Ибо буры на своих холмах не теряли времени даром. Один из них, которому суждено было стать их крупнейшим партизанским вожаком, Христиан Девет, никогда не снимавший темных очков, уже устроил засаду британской колонне. Кроме того, он захватил водопроводные сооружения в двадцати милях к востоку от Блумфонтейна. Никакие — пусть хоть три подряд — сражения этой войны не нанесли англичанам такого урона, как захват водопровода.
«Почему же, — мучил потом всех один и тот же вопрос, — ну почему же мы не выступили, не отбили у буров водопровода тогда же? Почему?»
Никто и по сей день не может ответить. Вероятно, кое-кто догадывался о причинах того, что произошло тогда. Но ясно одно, в Паардеберге войска использовали для питья зараженную воду. И началась эпидемия брюшного тифа.
Было бы дурным каламбуром сказать, что солдаты, которым прививка от тифа не делалась в обязательном порядке, умирали, как мухи. Потому что именно мухи-то и были повсюду, жужжа и роясь мерзкой черной тучей. Брюшной тиф, ввергая людей в беспамятство и вызывая высочайшую температуру, разъедает стенки кишечника. Он вызывает безостановочный смердящий понос; и смертельное отравление организма. И смерть он влечет мучительнейшую.
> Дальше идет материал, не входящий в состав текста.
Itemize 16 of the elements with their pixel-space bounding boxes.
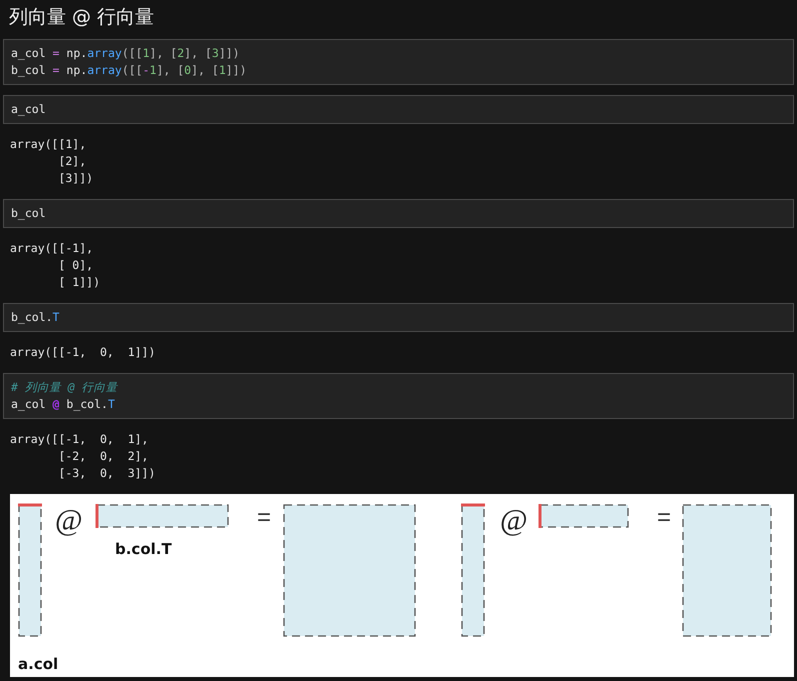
cell-output: array([[1], [2], [3]]) [9, 136, 94, 187]
cell-output: array([[-1, 0, 1]]) [9, 344, 156, 361]
cell-output: array([[-1], [ 0], [ 1]]) [9, 240, 102, 291]
code-cell[interactable]: a_col = np.array([[1], [2], [3]]) b_col = np.array([[-1], [0], [1]]) [3, 39, 794, 85]
column-vector-label: a.col [18, 655, 58, 673]
code-cell[interactable]: a_col [3, 95, 794, 124]
cell-output: array([[-1, 0, 1], [-2, 0, 2], [-3, 0, 3]]) [9, 431, 156, 482]
matmul-symbol: @ [500, 504, 528, 537]
equals-sign: = [257, 504, 272, 531]
code-cell[interactable]: b_col [3, 199, 794, 228]
code-cell[interactable]: b_col.T [3, 303, 794, 332]
notebook-heading: 列向量 @ 行向量 [9, 5, 156, 30]
row-vector-label: b.col.T [115, 540, 172, 558]
code-cell[interactable]: # 列向量 @ 行向量 a_col @ b_col.T [3, 373, 794, 419]
equals-sign: = [657, 504, 672, 531]
matmul-symbol: @ [55, 504, 83, 537]
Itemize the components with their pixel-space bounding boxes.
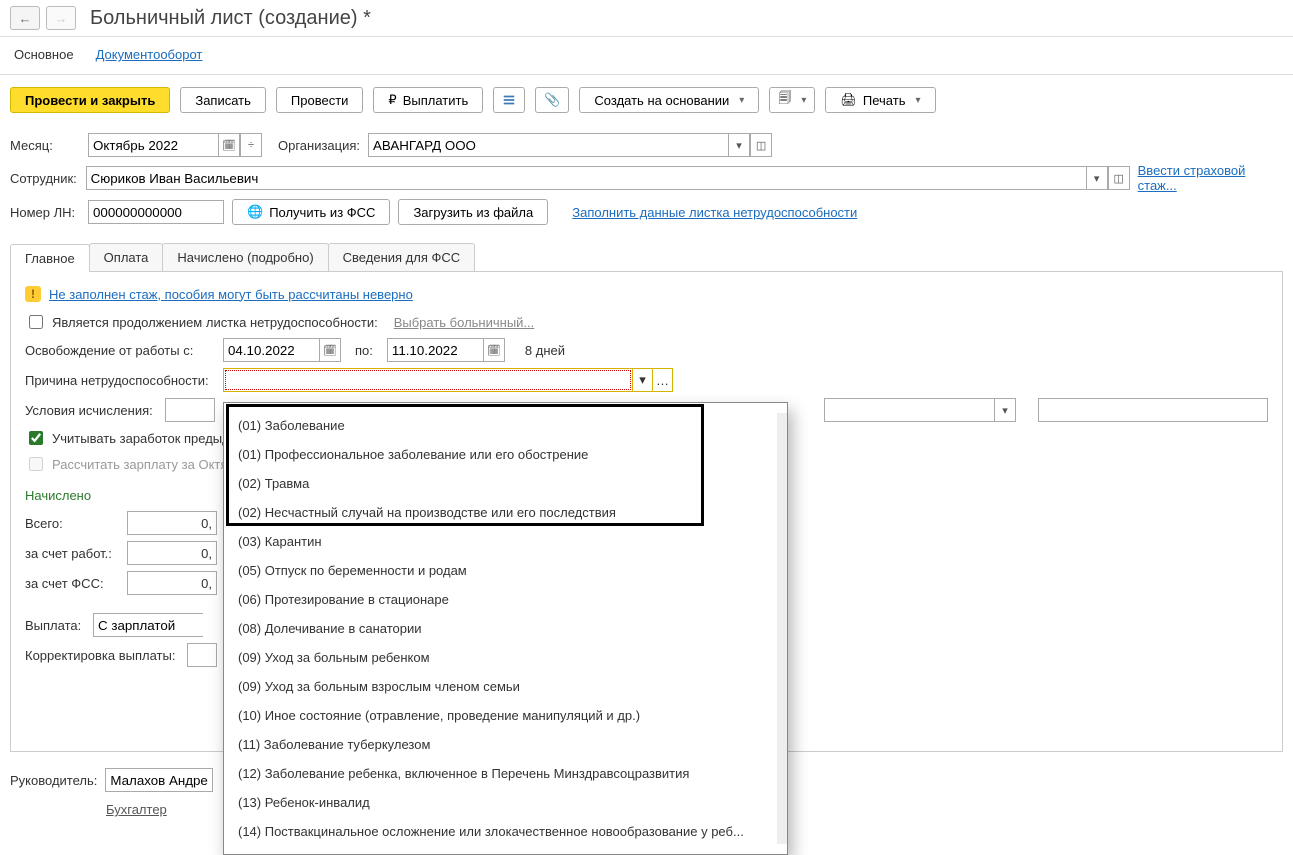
employee-label: Сотрудник: bbox=[10, 171, 78, 186]
get-fss-label: Получить из ФСС bbox=[269, 205, 375, 220]
dd-item-05[interactable]: (05) Отпуск по беременности и родам bbox=[224, 556, 787, 585]
fill-data-link[interactable]: Заполнить данные листка нетрудоспособнос… bbox=[572, 205, 857, 220]
warning-icon: ! bbox=[25, 286, 41, 302]
reason-more-button[interactable]: … bbox=[653, 368, 673, 392]
tab-fss[interactable]: Сведения для ФСС bbox=[328, 243, 475, 271]
month-input[interactable] bbox=[88, 133, 218, 157]
month-stepper[interactable]: ÷ bbox=[240, 133, 262, 157]
manager-input[interactable] bbox=[105, 768, 213, 792]
dd-item-14[interactable]: (14) Поствакцинальное осложнение или зло… bbox=[224, 817, 787, 846]
month-calendar-button[interactable]: 🗓 bbox=[218, 133, 240, 157]
release-label: Освобождение от работы с: bbox=[25, 343, 215, 358]
total-label: Всего: bbox=[25, 516, 119, 531]
employee-open[interactable]: ◫ bbox=[1108, 166, 1130, 190]
dd-item-01-prof[interactable]: (01) Профессиональное заболевание или ег… bbox=[224, 440, 787, 469]
payment-input[interactable] bbox=[93, 613, 203, 637]
employer-value[interactable]: 0, bbox=[127, 541, 217, 565]
nav-back[interactable]: ← bbox=[10, 6, 40, 30]
dd-item-09-child[interactable]: (09) Уход за больным ребенком bbox=[224, 643, 787, 672]
reason-dropdown-popup: (01) Заболевание (01) Профессиональное з… bbox=[223, 402, 788, 855]
reason-label: Причина нетрудоспособности: bbox=[25, 373, 215, 388]
dd-item-02-accident[interactable]: (02) Несчастный случай на производстве и… bbox=[224, 498, 787, 527]
recalc-salary-checkbox bbox=[29, 457, 43, 471]
dropdown-scrollbar[interactable] bbox=[778, 415, 786, 765]
ln-input[interactable] bbox=[88, 200, 224, 224]
more-actions-button[interactable]: 🗐 bbox=[769, 87, 815, 113]
ln-label: Номер ЛН: bbox=[10, 205, 80, 220]
calc-cond-extra2-input[interactable] bbox=[1038, 398, 1268, 422]
dd-item-09-adult[interactable]: (09) Уход за больным взрослым членом сем… bbox=[224, 672, 787, 701]
org-input[interactable] bbox=[368, 133, 728, 157]
create-based-on-button[interactable]: Создать на основании bbox=[579, 87, 759, 113]
calc-cond-label: Условия исчисления: bbox=[25, 403, 157, 418]
org-dropdown[interactable]: ▾ bbox=[728, 133, 750, 157]
date-to-input[interactable] bbox=[387, 338, 483, 362]
paperclip-icon: 📎 bbox=[544, 92, 560, 108]
org-open[interactable]: ◫ bbox=[750, 133, 772, 157]
post-and-close-button[interactable]: Провести и закрыть bbox=[10, 87, 170, 113]
window-title: Больничный лист (создание) * bbox=[90, 7, 371, 30]
correction-input[interactable] bbox=[187, 643, 217, 667]
manager-label: Руководитель: bbox=[10, 773, 97, 788]
prev-earnings-checkbox[interactable] bbox=[29, 431, 43, 445]
dd-item-13[interactable]: (13) Ребенок-инвалид bbox=[224, 788, 787, 817]
reason-input[interactable] bbox=[223, 368, 633, 392]
employee-dropdown[interactable]: ▾ bbox=[1086, 166, 1108, 190]
currency-icon: ₽ bbox=[388, 92, 396, 108]
list-icon-button[interactable] bbox=[493, 87, 525, 113]
reason-dropdown-button[interactable]: ▾ bbox=[633, 368, 653, 392]
subnav-main[interactable]: Основное bbox=[14, 47, 74, 62]
print-label: Печать bbox=[863, 93, 906, 108]
globe-icon: 🌐 bbox=[247, 204, 263, 220]
warning-link[interactable]: Не заполнен стаж, пособия могут быть рас… bbox=[49, 287, 413, 302]
to-label: по: bbox=[355, 343, 373, 358]
dd-item-12[interactable]: (12) Заболевание ребенка, включенное в П… bbox=[224, 759, 787, 788]
dd-item-03[interactable]: (03) Карантин bbox=[224, 527, 787, 556]
dd-item-01-disease[interactable]: (01) Заболевание bbox=[224, 411, 787, 440]
pay-button[interactable]: ₽ Выплатить bbox=[373, 87, 483, 113]
calc-cond-extra-input[interactable] bbox=[824, 398, 994, 422]
days-text: 8 дней bbox=[525, 343, 565, 358]
month-label: Месяц: bbox=[10, 138, 80, 153]
dd-item-11[interactable]: (11) Заболевание туберкулезом bbox=[224, 730, 787, 759]
employer-label: за счет работ.: bbox=[25, 546, 119, 561]
pay-label: Выплатить bbox=[403, 93, 469, 108]
org-label: Организация: bbox=[278, 138, 360, 153]
correction-label: Корректировка выплаты: bbox=[25, 648, 179, 663]
printer-icon: 🖨 bbox=[840, 92, 857, 108]
total-value[interactable]: 0, bbox=[127, 511, 217, 535]
tab-payment[interactable]: Оплата bbox=[89, 243, 164, 271]
copy-icon: 🗐 bbox=[778, 89, 791, 111]
select-sick-link[interactable]: Выбрать больничный... bbox=[394, 315, 535, 330]
date-from-calendar[interactable]: 🗓 bbox=[319, 338, 341, 362]
dd-item-08[interactable]: (08) Долечивание в санатории bbox=[224, 614, 787, 643]
post-button[interactable]: Провести bbox=[276, 87, 364, 113]
attach-button[interactable]: 📎 bbox=[535, 87, 569, 113]
fss-label: за счет ФСС: bbox=[25, 576, 119, 591]
dd-item-06[interactable]: (06) Протезирование в стационаре bbox=[224, 585, 787, 614]
date-to-calendar[interactable]: 🗓 bbox=[483, 338, 505, 362]
tab-main[interactable]: Главное bbox=[10, 244, 90, 272]
continuation-label: Является продолжением листка нетрудоспос… bbox=[52, 315, 378, 330]
get-from-fss-button[interactable]: 🌐 Получить из ФСС bbox=[232, 199, 390, 225]
recalc-salary-label: Рассчитать зарплату за Октябрь bbox=[52, 457, 249, 472]
calc-cond-input[interactable] bbox=[165, 398, 215, 422]
insurance-link[interactable]: Ввести страховой стаж... bbox=[1138, 163, 1283, 193]
calc-cond-dd[interactable]: ▾ bbox=[994, 398, 1016, 422]
employee-input[interactable] bbox=[86, 166, 1086, 190]
dd-item-02-injury[interactable]: (02) Травма bbox=[224, 469, 787, 498]
tab-accrued[interactable]: Начислено (подробно) bbox=[162, 243, 328, 271]
fss-value[interactable]: 0, bbox=[127, 571, 217, 595]
print-button[interactable]: 🖨 Печать bbox=[825, 87, 935, 113]
nav-forward[interactable]: → bbox=[46, 6, 76, 30]
continuation-checkbox[interactable] bbox=[29, 315, 43, 329]
save-button[interactable]: Записать bbox=[180, 87, 266, 113]
load-from-file-button[interactable]: Загрузить из файла bbox=[398, 199, 548, 225]
date-from-input[interactable] bbox=[223, 338, 319, 362]
list-icon bbox=[502, 93, 516, 107]
dd-item-10[interactable]: (10) Иное состояние (отравление, проведе… bbox=[224, 701, 787, 730]
payment-label: Выплата: bbox=[25, 618, 85, 633]
subnav-docflow[interactable]: Документооборот bbox=[96, 47, 203, 62]
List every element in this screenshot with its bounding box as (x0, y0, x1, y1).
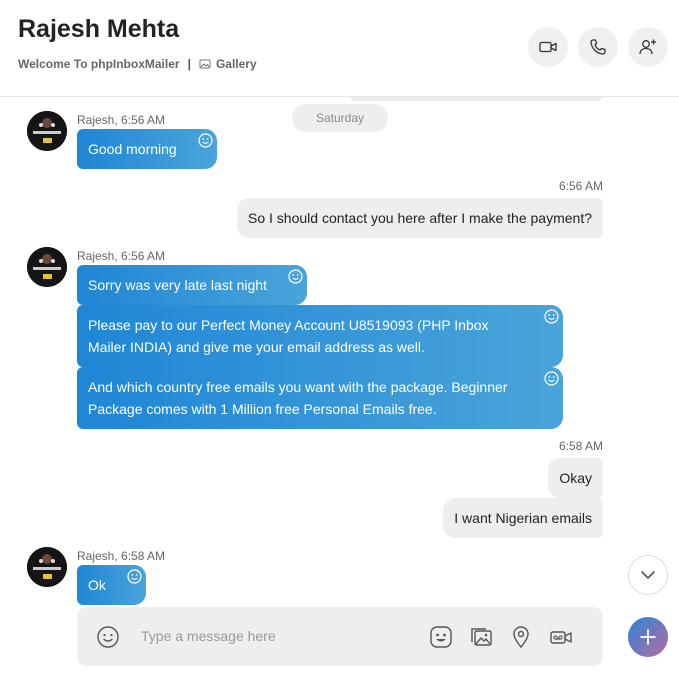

Лангменовский госпиталь, запруженный армейскими носилками, был в положении ничуть не худшем, чем другие госпитали: в одном из них было 700 больных, а коек всего на четверть этого числа. Не хватало дезинфицирующих средств, белья, инструментов. Новых пациентов, невзирая на протесты, вносили в павильон и так и оставляли, больных или умирающих, между койками. Гротескную золоченую сцену со всеми ее декорациями превратили в отхожее место. И повсюду средоточием заразы, облепляя стаканы и норовя забиться в рот, зудели жирные мухи.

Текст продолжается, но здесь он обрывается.